Am 4. Juni 2006 fand in Deutschland der zweite UNESCO-Welterbetag statt. Dieser wird seit 2005 jeweils am ersten Sonntag im Juni begangen und soll Welterbestätten erlebbar zu machen und die Bedeutung des Welterbes für die Region verdeutlichen. Ich nutze die Gelegenheit und machte mich ins Dresdner Lingnerschloss auf, wo ein interessantes Programm geboten wurde.
Ein Schloss für Dresdens Bürger
Das Lingnerschloss wurde vom „Odol-König“ Karl A. Lingner in dessen Testament an die Dresdner Bürger vererbt und beginnt nun langsam aus seinem Dornrößchenschlaf zu erwachen. Es liegt inmitten des Kernbereiches des Dresdner Welterbes. Auf der Webseite des Lingnerschlosses kann man folgende Vision lesen:
Entstehen soll eine Kultureinrichtung von besonderer Ausstrahlung weit über sächsische Landesgrenzen. Die Vision von der offenen Bürgergesellschaft, die auf dem ständigen Dialog zwischen Politik und Wirtschaft, Wissenschaft und Kunst beruht, soll dabei im Mittelpunkt stehen. Erstmals verwirklicht werden soll das Anliegen Karl-August Lingners, sein Haus den Dresdner Bürgern zu öffnen. Als Ort der Begegnung, der Inspiration und des Austauschs zwischen Menschen unterschiedlicher Passion und Profession soll das Lingnerschloss Dresden Symbol sein für Weltoffenheit und kulturelle Vielfalt, für Gestaltungsfreiheit und gesellschaftliche Transparenz.

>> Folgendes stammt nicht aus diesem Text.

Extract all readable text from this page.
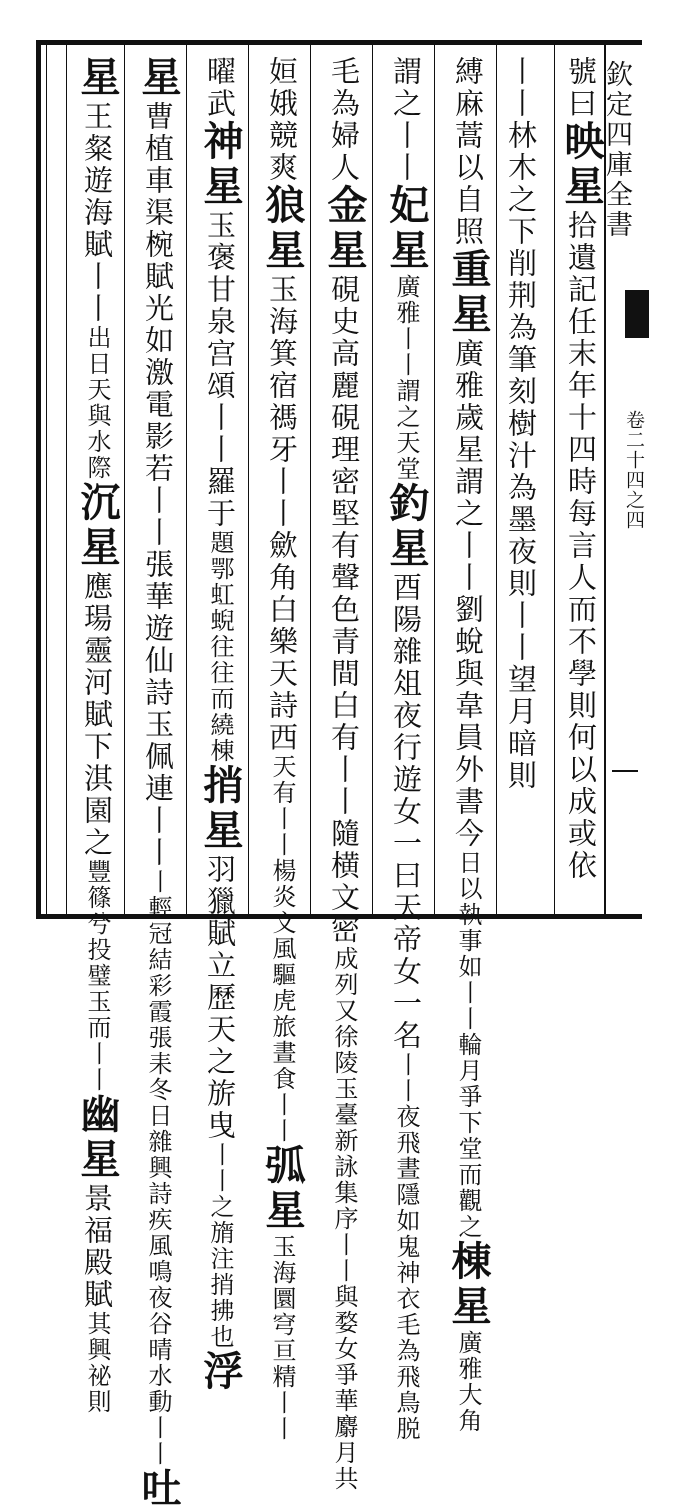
欽定四庫全書
卷二十四之四
號曰映星拾遺記任末年十四時每言人而不學則何以成或依
丨丨林木之下削荆為筆刻樹汁為墨夜則丨丨望月暗則
縛麻蒿以自照重星廣雅歲星謂之丨丨劉蛻與韋員外書今日以執事如丨丨輪月爭下堂而觀之棟星廣雅大角
謂之丨丨妃星廣雅丨丨謂之天堂釣星酉陽雜俎夜行遊女一曰天帝女一名丨丨夜飛晝隱如鬼神衣毛為飛鳥脱
毛為婦人金星硯史高麗硯理密堅有聲色青間白有丨丨隨横文密成列又徐陵玉臺新詠集序丨丨與婺女爭華麝月共
姮娥競爽狼星玉海箕宿禡牙丨丨歛角白樂天詩西天有丨丨楊炎文風驅虎旅晝食丨丨弧星玉海圜穹亘精丨丨
曜武神星玉褒甘泉宫頌丨丨羅于題鄂虹蜺往往而繞棟捎星羽獵賦立歷天之旂曳丨丨之旓注捎拂也浮
星曹植車渠椀賦光如激電影若丨丨張華遊仙詩玉佩連丨丨丨輕冠結彩霞張耒冬日雜興詩疾風鳴夜谷晴水動丨丨吐
星王粲遊海賦丨丨出日天與水際沉星應瑒靈河賦下淇園之豐篠兮投璧玉而丨丨幽星景福殿賦其興祕則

Vom Lingnerschloss hat man einen der schönsten Blicke über Dresden hinweg und es bot trotz seines schlechten Zustandes einen würdigen Rahmen für das Programm zum Welterbetag.
Erlebnisse und Erkenntnisse
Zuerst bestaunte ich die Vorführung des recht innovativen Kurzfilmprojektes „Dresden-Rolle„. Danach hielt Dr. M. Lerm einen abwechslungsreichen Bildvortrag mit dem Titel: „Welterbe Dresdner Elbtal – eine sich entwickelnde Kulturlandschaft“. Dieser Vortrag war wirklich informativ und zeigte sehr schöne Perspektiven auf das Welterbegebiet. Herr Lerm vergaß auch nicht auf die vielen Probleme (z.B. des Lebensraumes Stadt, Zwangsmobilität durch Speckgürtel im Grünen) hinzuweisen. Nach diesem Vortrag war definitv klar, dass es genug Punkte gibt, an denen man die Zukunft gestalten kann.
Es folgte die Vorführung des Filmbeitrages zum Dresdner Welterbe (auch als Video dort anschaubar) aus der Reihe „Schätze der Welt„. Kurz und prägnant greift diese Serie den Charakter des jeweilges Erbstückes auf und visualisiert sehr angenehm. Letzlich nahm ich noch an der Diskussionsrunde teil, bei der es um Perspektiven und Bedeutung des Welterbetitels ging.
Man spricht und denkt über die Verantwortung
Die Diskussionsrunde sollte im Stile der öffentlichen Debattiersalons des vorigen Jahrhunderts stattfinden und die Gedanken aus den Köpfen locken. Erfreulicherweise blieben die konkreten Themen (Waldschlößchenbrücke, Hilfloskeitsgefühl im Stadtentwicklungsprozess, Missverständniss bei einigen Neubauten) im Hintergrund, doch wurde auch deutlich, dass es sehr viel Diskussionsbedarf über viele Themen gibt, weit mehr als es die oft engen Zeitrahmen erlauben.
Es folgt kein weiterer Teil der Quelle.